Barbara Brito Vega to present spinal cord MRI research at MSToronto2026
Barbara Brito Vega

Barbara Brito Vega

Jul 08, 2026

Barbara Brito Vega to present spinal cord MRI research at MSToronto2026

We are delighted to share that Barbara Brito Vega, a PhD student in the MS-PINPOINT group at UCL, has had her research accepted for presentation at MSToronto2026, the 10th Joint ACTRIMS–ECTRIMS Meeting, taking place in Toronto, Canada, from 21–23 October 2026.

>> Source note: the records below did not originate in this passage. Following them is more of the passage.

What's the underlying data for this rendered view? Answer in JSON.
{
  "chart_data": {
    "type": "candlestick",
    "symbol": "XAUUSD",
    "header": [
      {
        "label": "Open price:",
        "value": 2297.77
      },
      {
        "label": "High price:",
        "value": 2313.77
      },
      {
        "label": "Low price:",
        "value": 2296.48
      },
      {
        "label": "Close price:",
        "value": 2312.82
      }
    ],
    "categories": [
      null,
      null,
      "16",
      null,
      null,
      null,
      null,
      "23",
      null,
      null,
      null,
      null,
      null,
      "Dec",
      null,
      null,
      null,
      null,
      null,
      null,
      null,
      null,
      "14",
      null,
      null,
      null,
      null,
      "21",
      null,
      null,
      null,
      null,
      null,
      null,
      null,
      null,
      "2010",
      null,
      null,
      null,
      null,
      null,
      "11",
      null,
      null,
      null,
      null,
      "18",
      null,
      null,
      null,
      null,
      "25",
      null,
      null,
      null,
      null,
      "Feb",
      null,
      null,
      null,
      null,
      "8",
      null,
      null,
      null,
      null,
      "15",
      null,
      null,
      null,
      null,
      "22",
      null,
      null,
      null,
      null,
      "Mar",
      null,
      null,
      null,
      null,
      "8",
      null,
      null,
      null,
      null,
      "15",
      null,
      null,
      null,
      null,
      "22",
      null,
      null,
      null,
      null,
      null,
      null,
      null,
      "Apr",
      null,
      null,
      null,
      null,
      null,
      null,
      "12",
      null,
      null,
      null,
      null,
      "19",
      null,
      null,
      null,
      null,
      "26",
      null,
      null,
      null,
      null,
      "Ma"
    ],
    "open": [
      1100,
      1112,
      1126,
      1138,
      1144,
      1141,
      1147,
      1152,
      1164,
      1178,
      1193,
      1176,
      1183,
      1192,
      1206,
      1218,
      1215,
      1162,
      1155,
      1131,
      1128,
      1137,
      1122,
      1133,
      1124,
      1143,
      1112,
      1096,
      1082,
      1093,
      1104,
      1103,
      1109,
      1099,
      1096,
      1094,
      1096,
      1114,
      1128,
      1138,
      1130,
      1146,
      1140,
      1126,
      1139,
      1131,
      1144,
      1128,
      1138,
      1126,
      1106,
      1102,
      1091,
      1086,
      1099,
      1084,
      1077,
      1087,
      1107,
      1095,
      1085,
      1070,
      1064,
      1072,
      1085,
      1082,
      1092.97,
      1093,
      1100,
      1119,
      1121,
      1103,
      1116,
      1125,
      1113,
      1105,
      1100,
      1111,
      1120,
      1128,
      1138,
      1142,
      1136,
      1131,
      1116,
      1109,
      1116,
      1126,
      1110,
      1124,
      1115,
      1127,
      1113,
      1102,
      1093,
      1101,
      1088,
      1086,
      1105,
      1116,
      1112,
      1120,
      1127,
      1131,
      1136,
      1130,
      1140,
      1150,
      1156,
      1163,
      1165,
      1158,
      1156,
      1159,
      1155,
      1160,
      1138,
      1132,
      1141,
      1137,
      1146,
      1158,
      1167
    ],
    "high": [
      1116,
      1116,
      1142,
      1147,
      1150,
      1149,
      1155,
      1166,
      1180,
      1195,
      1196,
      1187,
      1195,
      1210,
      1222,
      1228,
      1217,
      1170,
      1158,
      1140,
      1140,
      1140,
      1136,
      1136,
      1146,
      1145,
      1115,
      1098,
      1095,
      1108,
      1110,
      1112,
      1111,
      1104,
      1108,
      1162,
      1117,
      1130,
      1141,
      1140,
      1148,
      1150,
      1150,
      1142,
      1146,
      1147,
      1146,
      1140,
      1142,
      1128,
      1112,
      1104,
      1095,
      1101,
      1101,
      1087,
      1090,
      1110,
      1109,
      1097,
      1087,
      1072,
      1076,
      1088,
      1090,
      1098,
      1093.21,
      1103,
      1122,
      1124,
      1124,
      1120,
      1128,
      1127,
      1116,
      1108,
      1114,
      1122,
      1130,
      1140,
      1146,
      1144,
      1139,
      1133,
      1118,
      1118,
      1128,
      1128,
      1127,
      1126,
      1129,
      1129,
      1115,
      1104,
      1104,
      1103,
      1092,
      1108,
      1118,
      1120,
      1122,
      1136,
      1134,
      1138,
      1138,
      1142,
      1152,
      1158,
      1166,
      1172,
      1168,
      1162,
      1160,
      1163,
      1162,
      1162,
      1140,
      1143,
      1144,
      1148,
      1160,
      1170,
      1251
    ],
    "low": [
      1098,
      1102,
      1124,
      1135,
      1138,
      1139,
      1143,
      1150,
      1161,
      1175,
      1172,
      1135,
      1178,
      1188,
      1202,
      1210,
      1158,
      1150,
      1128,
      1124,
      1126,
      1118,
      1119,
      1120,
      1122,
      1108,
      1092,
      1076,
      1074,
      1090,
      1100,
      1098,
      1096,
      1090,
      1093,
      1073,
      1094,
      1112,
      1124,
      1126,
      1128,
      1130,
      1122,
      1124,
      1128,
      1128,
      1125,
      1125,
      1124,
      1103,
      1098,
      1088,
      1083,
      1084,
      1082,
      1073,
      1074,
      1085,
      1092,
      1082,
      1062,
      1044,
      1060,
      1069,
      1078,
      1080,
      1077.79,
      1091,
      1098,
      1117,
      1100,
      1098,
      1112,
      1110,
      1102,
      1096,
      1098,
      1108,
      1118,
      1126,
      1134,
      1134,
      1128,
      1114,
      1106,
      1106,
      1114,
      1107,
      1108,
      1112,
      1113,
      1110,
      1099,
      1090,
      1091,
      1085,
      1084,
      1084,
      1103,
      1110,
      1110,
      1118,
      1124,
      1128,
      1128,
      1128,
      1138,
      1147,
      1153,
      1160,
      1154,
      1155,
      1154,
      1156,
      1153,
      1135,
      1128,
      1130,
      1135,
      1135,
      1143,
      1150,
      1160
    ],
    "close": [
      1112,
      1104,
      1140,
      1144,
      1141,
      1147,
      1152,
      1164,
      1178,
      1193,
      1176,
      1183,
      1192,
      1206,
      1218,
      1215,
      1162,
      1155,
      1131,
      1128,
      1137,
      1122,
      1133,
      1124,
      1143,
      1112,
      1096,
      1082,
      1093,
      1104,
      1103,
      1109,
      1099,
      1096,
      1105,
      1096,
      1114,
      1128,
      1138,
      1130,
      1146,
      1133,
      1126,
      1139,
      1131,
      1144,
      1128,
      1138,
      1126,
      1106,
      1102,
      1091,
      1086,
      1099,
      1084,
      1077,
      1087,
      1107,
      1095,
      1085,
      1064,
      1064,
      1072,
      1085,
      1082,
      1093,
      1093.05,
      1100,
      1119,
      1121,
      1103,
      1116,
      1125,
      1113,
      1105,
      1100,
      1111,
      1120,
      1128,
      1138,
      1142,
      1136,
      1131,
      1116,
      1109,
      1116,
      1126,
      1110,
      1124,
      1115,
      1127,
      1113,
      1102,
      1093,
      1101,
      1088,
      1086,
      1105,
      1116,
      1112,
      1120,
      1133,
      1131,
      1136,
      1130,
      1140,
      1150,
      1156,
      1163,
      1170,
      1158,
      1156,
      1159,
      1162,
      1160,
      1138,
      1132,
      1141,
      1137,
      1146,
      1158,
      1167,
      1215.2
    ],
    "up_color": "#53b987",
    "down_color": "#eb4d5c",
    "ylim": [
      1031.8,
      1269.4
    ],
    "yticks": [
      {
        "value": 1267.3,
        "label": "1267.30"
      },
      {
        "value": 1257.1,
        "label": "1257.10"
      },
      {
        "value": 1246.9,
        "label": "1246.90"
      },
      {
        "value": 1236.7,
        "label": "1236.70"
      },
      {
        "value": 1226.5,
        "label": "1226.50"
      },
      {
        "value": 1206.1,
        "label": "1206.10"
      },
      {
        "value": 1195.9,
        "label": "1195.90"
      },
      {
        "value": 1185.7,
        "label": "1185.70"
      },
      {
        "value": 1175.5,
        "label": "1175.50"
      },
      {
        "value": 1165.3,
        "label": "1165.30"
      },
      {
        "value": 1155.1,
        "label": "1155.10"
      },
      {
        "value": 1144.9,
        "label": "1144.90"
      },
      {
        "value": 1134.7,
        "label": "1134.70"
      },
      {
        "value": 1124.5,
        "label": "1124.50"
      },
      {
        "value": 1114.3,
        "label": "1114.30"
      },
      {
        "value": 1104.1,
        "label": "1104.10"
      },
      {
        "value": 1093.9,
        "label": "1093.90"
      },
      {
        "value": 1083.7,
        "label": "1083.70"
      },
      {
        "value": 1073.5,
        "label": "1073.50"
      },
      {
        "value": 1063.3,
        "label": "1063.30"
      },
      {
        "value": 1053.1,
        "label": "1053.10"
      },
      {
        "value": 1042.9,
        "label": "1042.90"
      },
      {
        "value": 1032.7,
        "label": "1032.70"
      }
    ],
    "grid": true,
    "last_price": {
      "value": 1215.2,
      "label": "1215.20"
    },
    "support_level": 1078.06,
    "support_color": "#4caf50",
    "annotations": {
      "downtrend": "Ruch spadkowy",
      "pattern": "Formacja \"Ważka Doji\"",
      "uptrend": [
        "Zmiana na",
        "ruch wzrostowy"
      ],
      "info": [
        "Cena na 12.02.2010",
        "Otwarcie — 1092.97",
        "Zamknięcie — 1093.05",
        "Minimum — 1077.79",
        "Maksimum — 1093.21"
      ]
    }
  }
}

ECTRIMS — the European Committee for Treatment and Research in Multiple Sclerosis — runs the world's largest and most influential congress devoted to MS research and care, bringing together thousands of scientists, clinicians and healthcare professionals from across the globe each year. For 2026 it joins forces with its North American counterpart, ACTRIMS, for a single joint meeting, making it one of the most significant dates in the international MS calendar.

Barbara's accepted work, Quantifying Spinal Cord Upper Cervical Cross-sectional Area from Highly Heterogeneous Spinal MRI Scans, tackles a long-standing problem in MS imaging. The spinal cord is routinely scanned in MS care and cord area is a valuable marker of disability, yet it is rarely measured quantitatively because automated tools developed on pristine research data tend to underperform on the messy variety of real-world clinical MRI.

To address this, her research introduces a contrast-agnostic deep-learning model trained largely on synthetic data, enabling it to segment the spinal cord across many different MRI contrasts, resolutions and scanners. Tested in both a phase-3 progressive MS clinical trial and routine hospital scans, the approach measured upper cervical cord area more reliably than existing tools and remained meaningfully associated with clinical disability — paving the way for robust, real-world measurement of spinal cord atrophy as a biomarker in MS.

Barbara is a PhD student at UCL developing AI-enabled image-processing models for routine-care spinal cord MRI of people living with MS, as part of the EPSRC-funded i4Health Centre for Doctoral Training in collaboration with IXICO.

Congratulations, Barbara — we look forward to seeing the work presented in Toronto!